Type: Wireless Network: Location
Time: 6-11-2016 18:40:30 (UTC+1)
Description: SSId: FRITZ!Box Fon WLAN 7360 BSSId: 08:96:D7:E8:27:06
(p. 2093 en 2094)
Uit bovenstaande tabel blijkt dat op 6 november 2016 te 18:40 verbinding met een modem werd gemaakt. Van deze modem zijn de volgende gegevens bekend:
SSId: FRITZ!Box Fon WLAN 7360
BSSId: 08:96:D7:E8:27:06
Ik, verbalisant, heb vervolgens onderzoek gedaan naar deze Fritz!Box. De Fritz!Box is een modem die onder andere wordt verstrekt door de provider XS4All. XS4All verstrekte de volgende gegevens:
Accountgegevens: [medeverdachte 5] [adres 1] [postcode] Eelde
Type fritzbox 7360 & 7460
Hieruit blijkt dat [medeverdachte 5] ook gebruik heeft gemaakt van een Fritz!Box type 7360.
Een dergelijke verbinding zoals hierboven vermeld kan alleen plaatsvinden wanneer op het toestel tevens het wachtwoord voor dit modem aanwezig is. Hierop heb ik, verbalisant, gezocht in de telefoon van [getuige 2] op “Fritz!Box Fon WLAN 7360”. Ik zag vervolgens dat er in de telefoon een wachtwoord stond opgeslagen: [dochter] . Ik zag dat [medeverdachte 5] inderdaad een dochter heeft met de naam “ [dochter] ” die het geboortejaar 2010 heeft.

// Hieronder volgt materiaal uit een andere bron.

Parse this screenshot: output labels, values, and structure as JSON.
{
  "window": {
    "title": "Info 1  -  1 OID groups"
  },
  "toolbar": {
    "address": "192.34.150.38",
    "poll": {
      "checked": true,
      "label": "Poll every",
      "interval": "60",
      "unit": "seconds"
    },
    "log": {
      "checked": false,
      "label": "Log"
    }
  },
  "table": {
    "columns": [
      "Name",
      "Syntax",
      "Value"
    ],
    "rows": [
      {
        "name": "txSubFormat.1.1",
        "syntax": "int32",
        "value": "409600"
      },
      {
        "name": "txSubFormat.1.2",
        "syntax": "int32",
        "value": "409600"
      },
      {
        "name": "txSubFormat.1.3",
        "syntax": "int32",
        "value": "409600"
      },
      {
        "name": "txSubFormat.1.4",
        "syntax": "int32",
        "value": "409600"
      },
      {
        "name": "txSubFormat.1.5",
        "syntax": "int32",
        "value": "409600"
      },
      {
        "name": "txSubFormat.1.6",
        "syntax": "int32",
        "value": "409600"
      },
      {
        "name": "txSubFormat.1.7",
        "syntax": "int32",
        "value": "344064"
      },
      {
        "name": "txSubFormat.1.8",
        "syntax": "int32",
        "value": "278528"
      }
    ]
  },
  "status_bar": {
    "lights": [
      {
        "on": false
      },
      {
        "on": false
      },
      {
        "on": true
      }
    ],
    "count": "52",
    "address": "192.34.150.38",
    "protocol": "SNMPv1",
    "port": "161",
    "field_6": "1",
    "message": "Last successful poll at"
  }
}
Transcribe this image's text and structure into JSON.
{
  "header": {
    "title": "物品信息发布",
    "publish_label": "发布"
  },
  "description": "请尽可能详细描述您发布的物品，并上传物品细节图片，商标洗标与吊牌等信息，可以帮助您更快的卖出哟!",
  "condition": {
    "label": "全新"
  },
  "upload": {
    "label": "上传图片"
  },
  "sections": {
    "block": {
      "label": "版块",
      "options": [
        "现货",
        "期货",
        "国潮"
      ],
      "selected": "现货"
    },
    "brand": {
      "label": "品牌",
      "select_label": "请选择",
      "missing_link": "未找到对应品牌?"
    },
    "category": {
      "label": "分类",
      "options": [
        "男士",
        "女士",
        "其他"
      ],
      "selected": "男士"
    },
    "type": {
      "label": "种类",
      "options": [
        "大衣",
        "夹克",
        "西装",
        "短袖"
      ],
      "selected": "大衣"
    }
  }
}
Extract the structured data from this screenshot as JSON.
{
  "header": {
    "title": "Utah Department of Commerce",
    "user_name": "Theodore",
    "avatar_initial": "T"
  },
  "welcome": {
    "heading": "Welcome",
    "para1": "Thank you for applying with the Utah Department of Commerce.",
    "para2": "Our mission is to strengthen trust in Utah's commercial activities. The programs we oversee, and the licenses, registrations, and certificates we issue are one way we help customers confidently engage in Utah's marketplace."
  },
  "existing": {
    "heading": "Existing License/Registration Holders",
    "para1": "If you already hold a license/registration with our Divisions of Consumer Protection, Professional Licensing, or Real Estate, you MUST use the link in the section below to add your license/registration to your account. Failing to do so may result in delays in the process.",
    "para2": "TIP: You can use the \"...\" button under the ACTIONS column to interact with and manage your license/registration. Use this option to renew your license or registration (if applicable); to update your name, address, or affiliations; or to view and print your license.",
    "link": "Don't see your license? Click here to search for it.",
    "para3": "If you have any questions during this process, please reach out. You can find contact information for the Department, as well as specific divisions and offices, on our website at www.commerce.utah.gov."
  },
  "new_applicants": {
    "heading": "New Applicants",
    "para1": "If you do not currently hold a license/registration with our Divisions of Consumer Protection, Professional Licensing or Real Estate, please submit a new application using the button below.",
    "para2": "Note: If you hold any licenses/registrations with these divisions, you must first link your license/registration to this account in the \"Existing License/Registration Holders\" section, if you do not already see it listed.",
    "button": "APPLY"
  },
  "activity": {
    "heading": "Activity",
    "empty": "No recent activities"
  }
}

Vervolgens heb ik, verbalisant, gezocht in de telefoon van [verdachte] , de vriend van [medeverdachte 5] , op “Fritz!Box Fon WLAN 7360”. Ik zag dat er in de telefoon hetzelfde wachtwoord stond opgeslagen bij een account met dezelfde naam.
Gelet op deze feiten is het aannemelijk dat [getuige 2] op 6 november 2016 te 18:40 uur verbinding heeft gehad met het modem bij [medeverdachte 5] in de woning.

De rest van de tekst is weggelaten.